A l’heure actuelle dans la loi, il n’y a pas de texte mentionnant un contrôle à postériori qui serait
fait par le médecin. Quand on se retrouve face à un refus ferme d’informer la famille, on n’a pas de
conduite à tenir bien précise qui soit mentionnée dans la loi.

Attention : un médecin ne peut pas décider de diffuser l’information, il faut que le patient demande au
médecin de diffuser l’info pour que le médecin puisse avertir le reste de la famille. Il faut respecter le
secret médical mais aussi le droit à l’information.

5. Respect de l’autonomie
Il faut faire participer le patient un maximum à cette décision de faire un test génétique, on le fait avant
pour s’assurer que le patient ait bien compris toutes les implications et notamment le fait d’informer
sa famille.

Pour cela, il faut prendre grand soin de l’information que l’on délivre, on doit communiquer une
information directe sur les tests génétiques, la maladie en cause...

Il faut s’assurer de la compréhension du message : information et document écrit à lire chez lui et
on lui fait signer le consentement si possible à la consultation suivante (DELAIS DE REFLEXION) de
façon à lui laisser un laps de temps pour qu’il ait le temps de digérer, de comprendre, poser ses
questions...

Mais c’est plus problématique de recueillir un consentement quand ce sont des mineurs et des
personnes sous tutelle :

- Pour les mineurs (avant 15 ans), il faut recueillir le consentement des parents. Pour les grands
mineurs (à partir de 15 ans), il faut faire des consentements adaptés et des notes d’informations
spécifiques, même si ce sont les parents qui signent le consentement final, il y a quand même un recueil
de la volonté des adolescents/jeunes adultes.

- Pour les personnes sous tutelle : on adapte l’information à leur degré d’information et d’autonomie,
ce sera le tuteur qui signera le consentement mais on va essayer d’informer la personne sous tutelle et
de s’adapter à elle.

Pour le respect de l’autonomie, il est dit dans la loi que :

- Seul le médecin prescripteur de l’examen des caractéristiques génétiques d’une personne est
habilité à communiquer les résultats de cet examen à la personne concernée au cours d’une
consultation dédiée (titulaire de l’autorité parentale ou représentant légal).

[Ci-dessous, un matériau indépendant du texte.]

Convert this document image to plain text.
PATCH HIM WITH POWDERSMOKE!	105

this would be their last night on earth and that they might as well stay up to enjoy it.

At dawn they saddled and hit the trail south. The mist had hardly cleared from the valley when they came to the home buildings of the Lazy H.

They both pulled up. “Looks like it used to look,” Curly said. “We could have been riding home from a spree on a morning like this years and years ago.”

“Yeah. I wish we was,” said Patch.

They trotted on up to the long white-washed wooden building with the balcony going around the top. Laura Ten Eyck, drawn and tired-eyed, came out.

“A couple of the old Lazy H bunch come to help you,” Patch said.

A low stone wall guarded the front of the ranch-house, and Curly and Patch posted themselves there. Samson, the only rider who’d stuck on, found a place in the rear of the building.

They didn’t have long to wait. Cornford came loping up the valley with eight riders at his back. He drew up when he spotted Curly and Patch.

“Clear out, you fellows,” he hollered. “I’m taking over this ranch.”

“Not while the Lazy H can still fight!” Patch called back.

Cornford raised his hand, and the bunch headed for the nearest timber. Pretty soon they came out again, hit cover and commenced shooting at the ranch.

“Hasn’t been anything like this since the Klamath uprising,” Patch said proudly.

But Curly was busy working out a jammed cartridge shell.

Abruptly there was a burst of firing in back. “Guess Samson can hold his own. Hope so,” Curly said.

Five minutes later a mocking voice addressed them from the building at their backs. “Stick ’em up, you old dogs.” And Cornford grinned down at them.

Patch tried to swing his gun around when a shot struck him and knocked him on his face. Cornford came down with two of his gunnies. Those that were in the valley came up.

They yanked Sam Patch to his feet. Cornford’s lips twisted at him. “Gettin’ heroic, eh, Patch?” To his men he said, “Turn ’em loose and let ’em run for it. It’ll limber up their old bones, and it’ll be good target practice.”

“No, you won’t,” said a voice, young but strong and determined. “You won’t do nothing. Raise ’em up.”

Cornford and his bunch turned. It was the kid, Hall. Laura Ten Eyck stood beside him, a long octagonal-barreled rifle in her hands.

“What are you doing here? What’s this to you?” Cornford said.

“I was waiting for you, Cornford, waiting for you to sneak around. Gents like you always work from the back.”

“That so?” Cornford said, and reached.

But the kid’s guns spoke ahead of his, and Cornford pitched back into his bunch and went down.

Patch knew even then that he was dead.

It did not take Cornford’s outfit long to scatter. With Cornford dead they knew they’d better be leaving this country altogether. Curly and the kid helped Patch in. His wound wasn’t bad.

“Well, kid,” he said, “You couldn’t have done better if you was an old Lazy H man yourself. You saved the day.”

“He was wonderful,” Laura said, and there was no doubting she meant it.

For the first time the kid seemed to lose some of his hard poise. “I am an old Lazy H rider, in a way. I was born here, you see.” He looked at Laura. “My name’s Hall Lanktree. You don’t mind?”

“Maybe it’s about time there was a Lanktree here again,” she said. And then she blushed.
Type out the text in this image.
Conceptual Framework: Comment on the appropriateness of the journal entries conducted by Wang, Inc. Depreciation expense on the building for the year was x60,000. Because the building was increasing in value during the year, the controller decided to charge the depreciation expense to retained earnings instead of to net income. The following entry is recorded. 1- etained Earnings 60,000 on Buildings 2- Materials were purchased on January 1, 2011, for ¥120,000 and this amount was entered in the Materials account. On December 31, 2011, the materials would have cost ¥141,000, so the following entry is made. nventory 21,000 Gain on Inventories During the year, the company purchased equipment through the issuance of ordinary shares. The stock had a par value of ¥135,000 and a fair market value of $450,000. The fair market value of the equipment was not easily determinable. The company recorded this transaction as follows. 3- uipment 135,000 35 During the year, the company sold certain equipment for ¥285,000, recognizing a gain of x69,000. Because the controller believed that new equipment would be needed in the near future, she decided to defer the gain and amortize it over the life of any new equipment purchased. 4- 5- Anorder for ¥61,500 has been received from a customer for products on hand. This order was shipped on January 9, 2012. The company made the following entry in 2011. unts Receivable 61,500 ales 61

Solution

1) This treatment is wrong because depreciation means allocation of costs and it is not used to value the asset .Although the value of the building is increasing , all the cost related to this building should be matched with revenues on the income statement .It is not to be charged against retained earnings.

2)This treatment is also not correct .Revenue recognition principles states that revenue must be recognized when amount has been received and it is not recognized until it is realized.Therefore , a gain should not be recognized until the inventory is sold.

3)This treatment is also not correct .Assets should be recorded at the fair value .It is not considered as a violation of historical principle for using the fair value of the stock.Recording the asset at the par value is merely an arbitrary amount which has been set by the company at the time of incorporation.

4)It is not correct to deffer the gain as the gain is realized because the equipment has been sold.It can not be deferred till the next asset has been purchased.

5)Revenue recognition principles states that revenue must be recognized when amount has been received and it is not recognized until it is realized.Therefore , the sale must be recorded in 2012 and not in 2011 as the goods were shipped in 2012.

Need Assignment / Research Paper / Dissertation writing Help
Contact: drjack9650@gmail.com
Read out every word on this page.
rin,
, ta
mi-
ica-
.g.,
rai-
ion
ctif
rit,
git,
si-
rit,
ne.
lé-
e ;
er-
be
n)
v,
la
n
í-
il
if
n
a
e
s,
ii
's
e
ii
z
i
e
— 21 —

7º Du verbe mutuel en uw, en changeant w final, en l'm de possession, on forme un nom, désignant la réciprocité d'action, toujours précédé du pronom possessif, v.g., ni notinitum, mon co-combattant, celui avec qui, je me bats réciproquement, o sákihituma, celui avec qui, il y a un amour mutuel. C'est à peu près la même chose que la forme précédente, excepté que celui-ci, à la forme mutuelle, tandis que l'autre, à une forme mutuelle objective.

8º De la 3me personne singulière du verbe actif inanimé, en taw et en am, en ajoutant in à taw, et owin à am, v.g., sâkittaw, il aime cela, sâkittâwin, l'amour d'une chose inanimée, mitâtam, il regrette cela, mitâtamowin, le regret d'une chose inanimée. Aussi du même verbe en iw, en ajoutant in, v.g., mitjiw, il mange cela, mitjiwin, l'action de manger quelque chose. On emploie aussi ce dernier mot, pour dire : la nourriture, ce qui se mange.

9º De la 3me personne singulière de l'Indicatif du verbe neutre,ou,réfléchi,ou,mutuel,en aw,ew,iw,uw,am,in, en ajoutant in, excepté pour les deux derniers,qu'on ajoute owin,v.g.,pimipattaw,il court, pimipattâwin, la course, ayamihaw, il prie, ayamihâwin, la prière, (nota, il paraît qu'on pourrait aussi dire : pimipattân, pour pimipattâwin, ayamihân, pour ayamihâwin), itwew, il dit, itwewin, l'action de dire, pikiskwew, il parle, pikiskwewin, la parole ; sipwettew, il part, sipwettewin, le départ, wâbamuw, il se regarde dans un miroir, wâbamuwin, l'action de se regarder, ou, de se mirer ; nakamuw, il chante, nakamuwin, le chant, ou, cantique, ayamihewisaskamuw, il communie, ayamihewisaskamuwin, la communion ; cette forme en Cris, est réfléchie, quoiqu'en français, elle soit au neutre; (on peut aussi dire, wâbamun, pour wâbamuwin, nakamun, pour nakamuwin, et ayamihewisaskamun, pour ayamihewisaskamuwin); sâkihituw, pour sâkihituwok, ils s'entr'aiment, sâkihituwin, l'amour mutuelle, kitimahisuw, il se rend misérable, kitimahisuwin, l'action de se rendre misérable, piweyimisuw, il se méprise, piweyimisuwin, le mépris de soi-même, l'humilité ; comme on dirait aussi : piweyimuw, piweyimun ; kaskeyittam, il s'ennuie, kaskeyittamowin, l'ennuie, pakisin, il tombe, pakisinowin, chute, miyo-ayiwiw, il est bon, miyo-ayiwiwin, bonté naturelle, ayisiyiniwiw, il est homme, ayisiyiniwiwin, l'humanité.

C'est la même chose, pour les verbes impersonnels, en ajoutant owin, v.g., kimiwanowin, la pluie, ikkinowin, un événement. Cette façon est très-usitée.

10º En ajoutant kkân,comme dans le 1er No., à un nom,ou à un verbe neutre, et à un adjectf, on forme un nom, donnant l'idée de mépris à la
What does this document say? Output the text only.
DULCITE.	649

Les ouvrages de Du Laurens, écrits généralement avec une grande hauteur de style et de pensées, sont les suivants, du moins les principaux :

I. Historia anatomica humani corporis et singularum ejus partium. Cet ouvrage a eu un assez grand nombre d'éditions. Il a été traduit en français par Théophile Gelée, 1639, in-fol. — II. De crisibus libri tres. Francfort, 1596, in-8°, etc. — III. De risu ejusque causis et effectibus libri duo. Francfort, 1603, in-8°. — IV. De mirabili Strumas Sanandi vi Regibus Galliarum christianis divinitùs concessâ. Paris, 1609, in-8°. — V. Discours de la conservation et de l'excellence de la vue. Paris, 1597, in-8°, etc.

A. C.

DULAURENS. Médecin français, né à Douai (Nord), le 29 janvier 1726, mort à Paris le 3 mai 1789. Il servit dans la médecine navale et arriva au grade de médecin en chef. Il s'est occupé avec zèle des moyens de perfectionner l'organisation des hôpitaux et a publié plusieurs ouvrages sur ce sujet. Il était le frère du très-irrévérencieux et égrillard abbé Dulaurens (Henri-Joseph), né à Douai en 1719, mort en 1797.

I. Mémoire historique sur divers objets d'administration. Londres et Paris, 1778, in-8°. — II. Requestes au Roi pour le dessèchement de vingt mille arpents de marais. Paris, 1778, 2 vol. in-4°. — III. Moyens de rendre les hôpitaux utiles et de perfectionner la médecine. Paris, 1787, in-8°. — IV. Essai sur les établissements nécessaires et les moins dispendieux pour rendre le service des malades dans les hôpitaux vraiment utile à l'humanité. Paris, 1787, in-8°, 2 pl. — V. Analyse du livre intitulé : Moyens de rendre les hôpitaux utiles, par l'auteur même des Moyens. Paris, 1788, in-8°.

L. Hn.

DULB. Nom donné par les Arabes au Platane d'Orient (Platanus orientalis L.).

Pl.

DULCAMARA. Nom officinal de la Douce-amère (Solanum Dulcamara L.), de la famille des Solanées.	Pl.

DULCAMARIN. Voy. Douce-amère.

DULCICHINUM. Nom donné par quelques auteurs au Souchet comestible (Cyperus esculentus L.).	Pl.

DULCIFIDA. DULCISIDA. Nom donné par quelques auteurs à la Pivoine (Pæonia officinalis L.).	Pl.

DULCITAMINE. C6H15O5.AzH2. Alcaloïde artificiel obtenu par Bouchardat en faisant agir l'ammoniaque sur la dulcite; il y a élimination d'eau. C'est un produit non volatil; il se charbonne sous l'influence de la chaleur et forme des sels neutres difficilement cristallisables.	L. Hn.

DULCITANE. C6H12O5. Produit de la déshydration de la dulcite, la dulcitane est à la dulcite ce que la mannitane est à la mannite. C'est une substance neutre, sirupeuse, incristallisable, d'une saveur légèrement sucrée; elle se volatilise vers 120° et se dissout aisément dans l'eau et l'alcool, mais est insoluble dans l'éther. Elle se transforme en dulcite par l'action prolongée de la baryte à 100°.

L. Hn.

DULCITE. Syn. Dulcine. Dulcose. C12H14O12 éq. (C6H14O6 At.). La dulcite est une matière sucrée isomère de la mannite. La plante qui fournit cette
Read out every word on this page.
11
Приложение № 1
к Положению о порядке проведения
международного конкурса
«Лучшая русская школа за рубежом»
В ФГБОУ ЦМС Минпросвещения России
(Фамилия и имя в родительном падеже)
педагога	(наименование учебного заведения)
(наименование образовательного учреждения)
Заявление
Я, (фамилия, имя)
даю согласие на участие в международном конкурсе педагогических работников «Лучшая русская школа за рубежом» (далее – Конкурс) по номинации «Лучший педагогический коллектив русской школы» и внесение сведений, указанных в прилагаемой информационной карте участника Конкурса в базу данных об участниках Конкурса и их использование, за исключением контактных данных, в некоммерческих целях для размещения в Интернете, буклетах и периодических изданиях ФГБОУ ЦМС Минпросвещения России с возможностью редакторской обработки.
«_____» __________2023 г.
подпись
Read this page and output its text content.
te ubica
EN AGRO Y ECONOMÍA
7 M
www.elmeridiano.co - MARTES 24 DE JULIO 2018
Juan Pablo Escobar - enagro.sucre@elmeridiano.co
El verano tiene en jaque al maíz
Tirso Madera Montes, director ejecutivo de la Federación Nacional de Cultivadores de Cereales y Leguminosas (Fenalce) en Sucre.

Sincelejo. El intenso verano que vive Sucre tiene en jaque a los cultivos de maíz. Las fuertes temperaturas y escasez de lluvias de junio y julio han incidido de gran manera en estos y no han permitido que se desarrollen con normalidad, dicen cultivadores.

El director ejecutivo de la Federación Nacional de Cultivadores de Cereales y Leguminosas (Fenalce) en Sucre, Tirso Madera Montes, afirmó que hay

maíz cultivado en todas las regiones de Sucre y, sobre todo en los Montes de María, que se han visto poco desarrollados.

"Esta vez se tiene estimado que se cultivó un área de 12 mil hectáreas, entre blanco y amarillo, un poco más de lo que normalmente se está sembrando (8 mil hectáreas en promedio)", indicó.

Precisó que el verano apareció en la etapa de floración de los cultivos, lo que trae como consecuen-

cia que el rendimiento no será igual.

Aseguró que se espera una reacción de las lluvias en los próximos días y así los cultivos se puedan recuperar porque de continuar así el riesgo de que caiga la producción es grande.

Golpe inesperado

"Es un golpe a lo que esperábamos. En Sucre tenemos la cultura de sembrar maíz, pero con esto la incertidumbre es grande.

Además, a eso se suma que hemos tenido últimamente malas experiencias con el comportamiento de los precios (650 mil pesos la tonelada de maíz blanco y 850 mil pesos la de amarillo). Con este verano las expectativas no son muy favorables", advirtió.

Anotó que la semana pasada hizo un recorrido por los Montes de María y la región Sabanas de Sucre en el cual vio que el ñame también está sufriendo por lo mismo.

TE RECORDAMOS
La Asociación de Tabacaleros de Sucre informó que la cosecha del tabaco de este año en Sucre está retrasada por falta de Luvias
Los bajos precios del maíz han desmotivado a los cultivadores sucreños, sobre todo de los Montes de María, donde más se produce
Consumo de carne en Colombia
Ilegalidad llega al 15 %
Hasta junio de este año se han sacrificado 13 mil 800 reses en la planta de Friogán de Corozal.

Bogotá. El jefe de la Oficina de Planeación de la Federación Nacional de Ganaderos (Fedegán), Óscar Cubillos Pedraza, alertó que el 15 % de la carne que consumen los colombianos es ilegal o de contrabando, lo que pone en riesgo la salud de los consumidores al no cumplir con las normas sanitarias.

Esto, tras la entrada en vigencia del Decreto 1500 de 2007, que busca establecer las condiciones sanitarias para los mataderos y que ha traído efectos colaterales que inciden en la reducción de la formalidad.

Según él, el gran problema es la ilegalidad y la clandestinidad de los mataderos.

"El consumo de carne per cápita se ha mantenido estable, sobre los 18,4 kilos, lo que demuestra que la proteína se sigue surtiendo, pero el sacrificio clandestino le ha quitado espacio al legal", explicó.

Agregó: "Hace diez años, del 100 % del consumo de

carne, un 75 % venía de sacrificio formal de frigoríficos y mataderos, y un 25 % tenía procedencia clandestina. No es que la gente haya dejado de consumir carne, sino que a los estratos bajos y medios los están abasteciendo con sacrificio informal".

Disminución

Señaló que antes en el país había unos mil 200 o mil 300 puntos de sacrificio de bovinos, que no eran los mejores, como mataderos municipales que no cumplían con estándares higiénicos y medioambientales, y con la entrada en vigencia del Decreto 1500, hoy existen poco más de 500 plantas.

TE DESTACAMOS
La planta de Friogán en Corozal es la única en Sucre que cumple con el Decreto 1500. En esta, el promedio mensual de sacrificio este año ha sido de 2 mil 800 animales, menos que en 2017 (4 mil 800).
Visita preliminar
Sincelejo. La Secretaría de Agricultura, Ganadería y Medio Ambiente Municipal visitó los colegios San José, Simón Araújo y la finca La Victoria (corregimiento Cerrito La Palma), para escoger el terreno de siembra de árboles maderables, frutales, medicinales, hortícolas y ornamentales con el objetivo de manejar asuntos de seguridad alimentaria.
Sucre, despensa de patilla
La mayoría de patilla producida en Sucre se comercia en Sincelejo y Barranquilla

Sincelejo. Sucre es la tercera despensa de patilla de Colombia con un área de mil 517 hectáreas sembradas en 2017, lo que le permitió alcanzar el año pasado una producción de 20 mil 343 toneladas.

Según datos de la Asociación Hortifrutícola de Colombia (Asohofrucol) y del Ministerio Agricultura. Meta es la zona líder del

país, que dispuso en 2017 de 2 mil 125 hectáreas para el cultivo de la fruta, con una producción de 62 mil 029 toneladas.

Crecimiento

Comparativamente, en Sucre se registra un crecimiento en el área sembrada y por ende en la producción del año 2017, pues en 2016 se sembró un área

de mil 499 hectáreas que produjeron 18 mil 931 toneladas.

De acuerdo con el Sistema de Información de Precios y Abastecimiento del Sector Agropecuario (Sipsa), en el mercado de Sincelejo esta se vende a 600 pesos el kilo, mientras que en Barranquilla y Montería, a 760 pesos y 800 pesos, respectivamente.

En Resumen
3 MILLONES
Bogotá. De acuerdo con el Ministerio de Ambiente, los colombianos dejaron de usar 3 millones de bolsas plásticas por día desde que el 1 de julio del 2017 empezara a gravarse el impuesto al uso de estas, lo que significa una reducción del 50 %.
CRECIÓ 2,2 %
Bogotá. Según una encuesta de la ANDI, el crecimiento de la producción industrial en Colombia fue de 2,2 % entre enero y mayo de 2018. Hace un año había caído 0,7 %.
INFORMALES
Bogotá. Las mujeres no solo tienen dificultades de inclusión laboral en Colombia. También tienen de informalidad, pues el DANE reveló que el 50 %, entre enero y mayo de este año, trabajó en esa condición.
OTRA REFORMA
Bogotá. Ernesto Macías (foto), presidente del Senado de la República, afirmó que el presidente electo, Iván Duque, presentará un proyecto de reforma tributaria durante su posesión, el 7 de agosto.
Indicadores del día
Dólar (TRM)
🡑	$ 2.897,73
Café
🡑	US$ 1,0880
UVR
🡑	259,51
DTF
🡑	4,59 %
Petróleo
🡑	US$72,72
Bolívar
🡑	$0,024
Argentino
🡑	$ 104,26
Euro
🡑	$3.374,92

Ils ne sont pas transmis directement par le laboratoire au patient, mais c’est transmis au médecin
qui doit recevoir le patient et lui expliquer les résultats au cours d’une consultation.

- Les entreprises et assurances ne doivent pas tenir compte des résultats de l’examen des
caractéristiques génétiques d’une personne.

En outre, ils ne peuvent poser aucune question relative aux tests génétiques et à leurs résultats, ni
demander à une personne de se soumettre à des tests génétiques avant que ne soit conclu le contrat
et pendant toute la durée de celui-ci. Nul ne peut faire l’objet de discrimination en raison de ses
caractéristiques génétiques.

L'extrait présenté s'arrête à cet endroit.